Tuesday, September 25, 2007

100th post

So blogger says this is my my 100th post, I haven't counted them twice yet to verify but I'll believe it. I think in some kind of weird way it makes sense and it must be the cosmos aligning to commemorate the anniversary of the largest manifestation of my life-long battle with procrastination. So here it goes:

I have discovered netflix and I am catching up with tons of stuff I haven't watched. Sketches of Frank Gehry was the first family film, since Duke and I missed it in the theaters. I just finished watching it and I have to confess I was able to relate a lot more than I actually expected. The documentary starts out by Frank talking about how starting is never easy. He describes a process that involves "avoidance, delay and denial"... and for a second there I felt attacked, as if Gehry would choose me as the topic of his documentary. Then he says "I'm always scared that I'm not gonna know what to do...It's a terrifying moment." And there it is: add a little self-sabotage to this statement and you have an explanation to why I haven't completed my thesis yet. Yes, my thesis. That thing that was due last December and has slept with me, gone on dates with me, traveled with me and has been staring at me from my bedroom wall for the past 9 months. I can't understand why I can't just end this torture. In the end "it's just another paper", as Jeanne says. But my ego won't let me just through something together and hand it in like the rest of my cohort did. I have to add just a little more, find better sources, revise it once more, take it apart, change it all together, maybe change the topic... no wait a minute... I love that topic...

And there's always that voice that keeps saying "just finish it already!!...it's not that big a deal" But it is, at least to me. I wanna be able to hand in something extraordinary, especially after having a whole year to complete it. Or maybe at this point, just completing it would be extraordinary..... I don't know.....

But watching Frank Gehry got me thinking about the way I've lived life in the past decade. Someone recently asked if I felt satisfied with my career choice. I was surprised that I answered with such certainty.... no hesitation at all "Yes, absolutely".... I guess I was surprised because I never actually heard myself say it aloud and fully mean it. I admire Gehry's guts for challenging the way people look at architecture. I can't say I feel compelled to do the same for for my profession, because then I would end up another cliche; or worse, a lifetime movie; or even worse, a Ron Clark. Don't get me wrong, I am not as naive as I used to be in fall 2004, when I thought I could change the world 25 kids at a time.

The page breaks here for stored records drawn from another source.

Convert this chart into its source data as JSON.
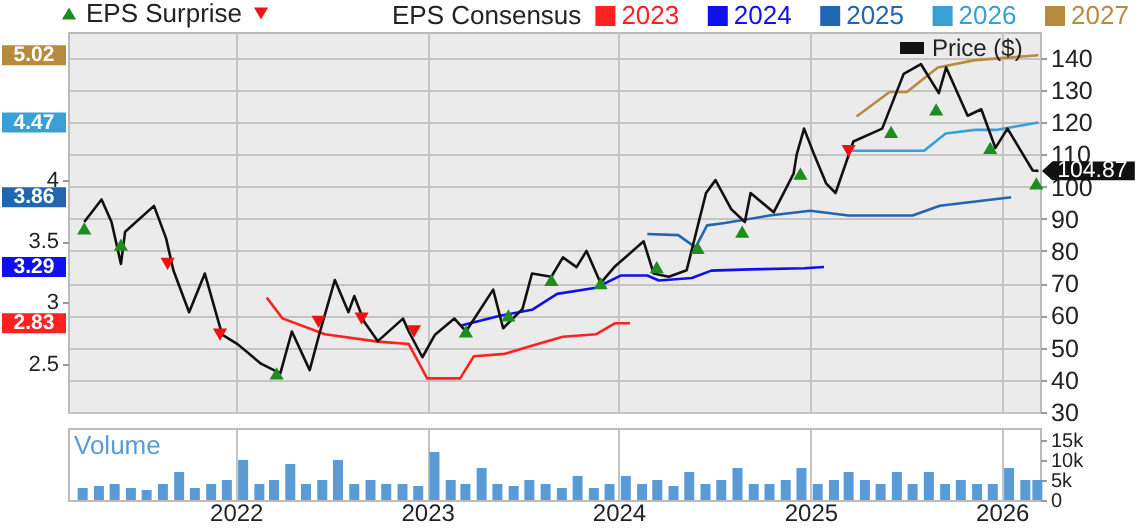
{
  "chart_data": [
    {
      "type": "line",
      "annotations": [
        "5.02",
        "4.47",
        "3.86",
        "3.29",
        "2.83"
      ],
      "legend_title": "EPS Consensus",
      "legend": "top",
      "grid": true,
      "tick_labels": "y",
      "xlim": [
        "2021-02-15",
        "2026-03-15"
      ],
      "xticks": [
        "2022",
        "2023",
        "2024",
        "2025",
        "2026"
      ],
      "ylim": [
        2.105,
        5.21
      ],
      "yticks": [
        2.5,
        3,
        3.5,
        4
      ],
      "y2lim": [
        30,
        148
      ],
      "y2ticks": [
        30,
        40,
        50,
        60,
        70,
        80,
        90,
        100,
        110,
        120,
        130,
        140
      ],
      "series": [
        {
          "name": "2023",
          "color": "#ff2020",
          "x": [
            "2022-03-01",
            "2022-03-31",
            "2022-06-20",
            "2022-09-29",
            "2022-11-27",
            "2023-01-01",
            "2023-03-05",
            "2023-03-31",
            "2023-05-29",
            "2023-07-31",
            "2023-09-17",
            "2023-11-19",
            "2023-12-25",
            "2024-01-23"
          ],
          "values": [
            3.04,
            2.87,
            2.74,
            2.68,
            2.66,
            2.38,
            2.38,
            2.56,
            2.58,
            2.66,
            2.72,
            2.74,
            2.83,
            2.83
          ]
        },
        {
          "name": "2024",
          "color": "#1010ee",
          "x": [
            "2023-03-05",
            "2023-05-18",
            "2023-07-20",
            "2023-09-06",
            "2023-11-19",
            "2024-01-05",
            "2024-02-25",
            "2024-03-18",
            "2024-05-20",
            "2024-06-26",
            "2024-09-08",
            "2024-12-20",
            "2025-01-27"
          ],
          "values": [
            2.81,
            2.89,
            2.94,
            3.07,
            3.12,
            3.22,
            3.22,
            3.18,
            3.2,
            3.26,
            3.27,
            3.28,
            3.29
          ]
        },
        {
          "name": "2025",
          "color": "#2266b0",
          "x": [
            "2024-02-25",
            "2024-04-24",
            "2024-05-27",
            "2024-06-18",
            "2024-07-22",
            "2024-10-15",
            "2025-01-01",
            "2025-03-15",
            "2025-07-15",
            "2025-09-05",
            "2026-01-19"
          ],
          "values": [
            3.56,
            3.55,
            3.45,
            3.63,
            3.65,
            3.71,
            3.75,
            3.71,
            3.71,
            3.79,
            3.86
          ]
        },
        {
          "name": "2026",
          "color": "#3a9fd4",
          "x": [
            "2025-03-22",
            "2025-08-06",
            "2025-09-16",
            "2025-11-11",
            "2025-12-21",
            "2026-01-30",
            "2026-03-12"
          ],
          "values": [
            4.24,
            4.24,
            4.38,
            4.41,
            4.41,
            4.44,
            4.47
          ]
        },
        {
          "name": "2027",
          "color": "#b88a3e",
          "x": [
            "2025-03-30",
            "2025-06-01",
            "2025-07-04",
            "2025-09-01",
            "2025-11-11",
            "2026-03-12"
          ],
          "values": [
            4.52,
            4.72,
            4.72,
            4.92,
            4.98,
            5.02
          ]
        },
        {
          "name": "Price ($)",
          "color": "#111111",
          "axis": "y2",
          "x": [
            "2021-03-18",
            "2021-04-20",
            "2021-05-09",
            "2021-05-27",
            "2021-06-04",
            "2021-07-29",
            "2021-08-21",
            "2021-09-04",
            "2021-10-04",
            "2021-11-03",
            "2021-12-06",
            "2022-01-05",
            "2022-02-18",
            "2022-03-27",
            "2022-04-18",
            "2022-05-22",
            "2022-06-09",
            "2022-07-09",
            "2022-08-04",
            "2022-08-15",
            "2022-09-03",
            "2022-09-29",
            "2022-11-16",
            "2022-11-27",
            "2022-12-23",
            "2023-01-16",
            "2023-02-22",
            "2023-03-16",
            "2023-05-07",
            "2023-05-26",
            "2023-07-02",
            "2023-07-20",
            "2023-08-26",
            "2023-09-17",
            "2023-10-13",
            "2023-11-01",
            "2023-11-28",
            "2023-12-24",
            "2024-02-18",
            "2024-03-08",
            "2024-04-06",
            "2024-05-10",
            "2024-06-16",
            "2024-07-04",
            "2024-08-03",
            "2024-08-29",
            "2024-09-09",
            "2024-10-23",
            "2024-11-30",
            "2024-12-06",
            "2024-12-20",
            "2025-01-08",
            "2025-01-31",
            "2025-02-18",
            "2025-03-24",
            "2025-05-18",
            "2025-06-28",
            "2025-07-31",
            "2025-09-03",
            "2025-09-17",
            "2025-10-28",
            "2025-11-23",
            "2025-12-20",
            "2026-01-12",
            "2026-03-01",
            "2026-03-12"
          ],
          "values": [
            89,
            96,
            89,
            76,
            86,
            94,
            84,
            74,
            61,
            73,
            54,
            51,
            45,
            42,
            55,
            43,
            54,
            71,
            61,
            66,
            58,
            52,
            59,
            55,
            47,
            54,
            59,
            55,
            68,
            56,
            62,
            73,
            72,
            78,
            75,
            80,
            70,
            75,
            83,
            73,
            72,
            74,
            98,
            102,
            93,
            89,
            98,
            92,
            104,
            110,
            118,
            110,
            101,
            98,
            114,
            118,
            135,
            138,
            129,
            137,
            122,
            124,
            112,
            118,
            105,
            104.87
          ],
          "value_labels": [
            null,
            null,
            null,
            null,
            null,
            null,
            null,
            null,
            null,
            null,
            null,
            null,
            null,
            null,
            null,
            null,
            null,
            null,
            null,
            null,
            null,
            null,
            null,
            null,
            null,
            null,
            null,
            null,
            null,
            null,
            null,
            null,
            null,
            null,
            null,
            null,
            null,
            null,
            null,
            null,
            null,
            null,
            null,
            null,
            null,
            null,
            null,
            null,
            null,
            null,
            null,
            null,
            null,
            null,
            null,
            null,
            null,
            null,
            null,
            null,
            null,
            null,
            null,
            null,
            null,
            "104.87"
          ]
        },
        {
          "type": "scatter",
          "name": "EPS Surprise",
          "marker": "triangle",
          "color": "#1e8c1e",
          "axis": "y2",
          "x": [
            "2021-03-18",
            "2021-05-27",
            "2022-03-20",
            "2023-03-16",
            "2023-06-05",
            "2023-08-26",
            "2023-11-28",
            "2024-03-14",
            "2024-05-31",
            "2024-08-24",
            "2024-12-13",
            "2025-06-04",
            "2025-08-29",
            "2025-12-10",
            "2026-03-08"
          ],
          "values": [
            87,
            82,
            42,
            55,
            60,
            71,
            70,
            75,
            81,
            86,
            104,
            117,
            124,
            112,
            101
          ]
        },
        {
          "type": "scatter",
          "marker": "triangle-down",
          "color": "#ee1111",
          "axis": "y2",
          "x": [
            "2021-08-24",
            "2021-12-02",
            "2022-06-08",
            "2022-08-29",
            "2022-12-07",
            "2025-03-15"
          ],
          "values": [
            76,
            54,
            58,
            59,
            55,
            111
          ]
        }
      ]
    },
    {
      "type": "bar",
      "annotations": [
        "Volume"
      ],
      "grid": "x",
      "xlim": [
        "2021-02-15",
        "2026-03-15"
      ],
      "xticks": [
        "2022",
        "2023",
        "2024",
        "2025",
        "2026"
      ],
      "y2lim": [
        0,
        18000
      ],
      "y2ticks": [
        0,
        {
          "value": 5000,
          "label": "5k"
        },
        {
          "value": 10000,
          "label": "10k"
        },
        {
          "value": 15000,
          "label": "15k"
        }
      ],
      "x": [
        "2021-03-15",
        "2021-04-15",
        "2021-05-15",
        "2021-06-15",
        "2021-07-15",
        "2021-08-15",
        "2021-09-15",
        "2021-10-15",
        "2021-11-15",
        "2021-12-15",
        "2022-01-15",
        "2022-02-15",
        "2022-03-15",
        "2022-04-15",
        "2022-05-15",
        "2022-06-15",
        "2022-07-15",
        "2022-08-15",
        "2022-09-15",
        "2022-10-15",
        "2022-11-15",
        "2022-12-15",
        "2023-01-15",
        "2023-02-15",
        "2023-03-15",
        "2023-04-15",
        "2023-05-15",
        "2023-06-15",
        "2023-07-15",
        "2023-08-15",
        "2023-09-15",
        "2023-10-15",
        "2023-11-15",
        "2023-12-15",
        "2024-01-15",
        "2024-02-15",
        "2024-03-15",
        "2024-04-15",
        "2024-05-15",
        "2024-06-15",
        "2024-07-15",
        "2024-08-15",
        "2024-09-15",
        "2024-10-15",
        "2024-11-15",
        "2024-12-15",
        "2025-01-15",
        "2025-02-15",
        "2025-03-15",
        "2025-04-15",
        "2025-05-15",
        "2025-06-15",
        "2025-07-15",
        "2025-08-15",
        "2025-09-15",
        "2025-10-15",
        "2025-11-15",
        "2025-12-15",
        "2026-01-15",
        "2026-02-15",
        "2026-03-10"
      ],
      "series": [
        {
          "color": "#5b9bd5",
          "axis": "y2",
          "values": [
            3000,
            3500,
            4000,
            3000,
            2500,
            4000,
            7000,
            3000,
            4000,
            5000,
            10000,
            4000,
            5000,
            9000,
            4000,
            5000,
            10000,
            4000,
            5000,
            4000,
            4000,
            3500,
            12000,
            5000,
            4000,
            8000,
            4000,
            3500,
            5000,
            4000,
            3000,
            6000,
            3000,
            4000,
            6000,
            4000,
            5000,
            3500,
            7000,
            4000,
            5000,
            8000,
            4000,
            4000,
            5000,
            8000,
            4000,
            5000,
            7000,
            5000,
            4000,
            7000,
            4000,
            7000,
            4000,
            5000,
            4000,
            4000,
            8000,
            5000,
            5000
          ]
        }
      ]
    }
  ]
}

I now know I can... I just need a focused plan to do actually it.

So going back to this being my 100th post and marking some kind of milestone... I think I'm just gonna look at it as the post after #99... that way there's no pressure to finish it and I can actually post it tonight.

Sunday, September 09, 2007

Sept 8th

Last night I met up with some friends from a past life, just to realize that I like some people better in the memories I have of them. After a few drinks in a bar so up north that Broadway was almost south again, we headed downtown to Astor to see our beloved Alamo. But in a sudden change of plans we decided to walk to Union Square to reminisce about idealistic philosophies, useless protests and about joining movements for the wrong reasons. There were some expressed feelings of regret, but none from me: I’d make each and every mistake all over again.

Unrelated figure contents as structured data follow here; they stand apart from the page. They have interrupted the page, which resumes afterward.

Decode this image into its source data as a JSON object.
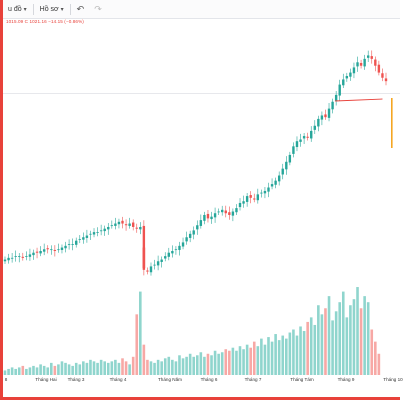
{
  "toolbar": {
    "chart_type_label": "u đồ",
    "interval_label": "Hồ sơ",
    "undo_icon": "undo-icon",
    "redo_icon": "redo-icon"
  },
  "legend": {
    "ohlc_text": "1015.09  C 1021.16  −14.15 (−0.86%)"
  },
  "colors": {
    "up": "#26a69a",
    "down": "#ef5350",
    "up_volume": "#8fd5cd",
    "down_volume": "#f7a8a5",
    "trendline": "#e8413a",
    "marker": "#f5a623",
    "frame": "#e8413a"
  },
  "x_axis": {
    "labels": [
      "8",
      "Tháng Hai",
      "Tháng 3",
      "Tháng 4",
      "Tháng Năm",
      "Tháng 6",
      "Tháng 7",
      "Tháng Tám",
      "Tháng 9",
      "Tháng 10"
    ]
  },
  "chart_data": {
    "type": "candlestick",
    "title": "",
    "xlabel": "",
    "ylabel": "",
    "price_axis_visible": false,
    "grid": false,
    "series": [
      {
        "kind": "price",
        "values": [
          1,
          2,
          2,
          3,
          3,
          2,
          3,
          4,
          5,
          5,
          6,
          7,
          7,
          7,
          6,
          7,
          8,
          9,
          10,
          10,
          12,
          13,
          14,
          15,
          16,
          17,
          17,
          18,
          19,
          20,
          21,
          22,
          23,
          22,
          21,
          22,
          20,
          19,
          20,
          -5,
          -6,
          -3,
          -2,
          0,
          1,
          3,
          5,
          6,
          7,
          9,
          11,
          14,
          16,
          18,
          21,
          24,
          27,
          25,
          26,
          28,
          29,
          30,
          28,
          27,
          29,
          31,
          34,
          35,
          38,
          37,
          36,
          39,
          40,
          41,
          43,
          45,
          47,
          50,
          54,
          58,
          62,
          67,
          70,
          71,
          73,
          72,
          76,
          79,
          83,
          85,
          84,
          89,
          93,
          97,
          103,
          106,
          108,
          110,
          113,
          116,
          114,
          118,
          120,
          118,
          114,
          110,
          107,
          105
        ]
      },
      {
        "kind": "volume",
        "values": [
          3,
          4,
          5,
          4,
          5,
          6,
          4,
          5,
          6,
          5,
          7,
          6,
          5,
          8,
          6,
          7,
          9,
          8,
          7,
          6,
          8,
          7,
          9,
          8,
          10,
          9,
          8,
          10,
          9,
          8,
          9,
          10,
          8,
          11,
          9,
          7,
          12,
          40,
          55,
          20,
          10,
          9,
          8,
          10,
          9,
          11,
          12,
          10,
          9,
          13,
          11,
          12,
          14,
          12,
          13,
          15,
          12,
          14,
          13,
          16,
          14,
          15,
          17,
          16,
          18,
          16,
          19,
          17,
          20,
          18,
          22,
          19,
          24,
          20,
          25,
          22,
          27,
          23,
          26,
          24,
          28,
          30,
          26,
          32,
          29,
          35,
          38,
          33,
          46,
          40,
          44,
          52,
          36,
          42,
          48,
          55,
          38,
          46,
          50,
          58,
          44,
          52,
          48,
          30,
          22,
          14
        ]
      }
    ],
    "annotations": [
      {
        "kind": "trendline",
        "note": "support line under recent peak"
      },
      {
        "kind": "marker",
        "note": "orange vertical bar at last bar"
      }
    ]
  }
}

We watched the baton ballet girls all dressed in black and dancing with fire; and the random skaters grinding and flipping their skateboards with enviable grace. I was glad to see that despite all the glass and big names, Union Square is still a free non-judgmental place to hang. There was a group of sexually disoriented teenagers, a vigorous smoker, a few homeless people, a girl coming from a Spanish Rock concert where she lost her cellphone and hundreds of other people that only stayed for a few minutes. At about 3am a group of South American guys in their thirties sat near us with a guitar full of old song fragments. I sang from my subconscious sad songs about other people’s past sufferings and I felt relieved. We made friends with the bohemian group and found out they were really from New Jersey and were waiting to get rid of the alcohol in the designated driver’s system. When it was nearly 5am I called it a night and came home to sleep. It was a nice night, the only thing that was missing was my rebel to document it all. If it wasn’t for the gum on my pants I’d think it was a dream.

Monday, September 03, 2007

FALLing into place

Fall is upon us, YAY!!!!

I know I haven’t posted anything in a long time, but to be completely honest I don’t even want to think about the last couple of days of my trip. As most of you already know I’m still mourning about my Rebel. The trip as a whole was great. I learned a lot of the education system in the Dominican Republic, people and poverty. Much of it I knew already, but it was different actually witnessing it first hand. Being able to rest away from my life and the sources of stress that come with it was also wonderful. I highly recommend taking 2 months off in a foreign country; then again not everyone is a teacher :-).

But that was summer and now is back to reality. Going back to work relaxed and refreshed is nice, but I’ll be stressed again in no time. Thank goodness for winter and spring breaks and the occasional long weekend :-P

I will upload more pictures soon, of course minus the 500 that were still in my memory card.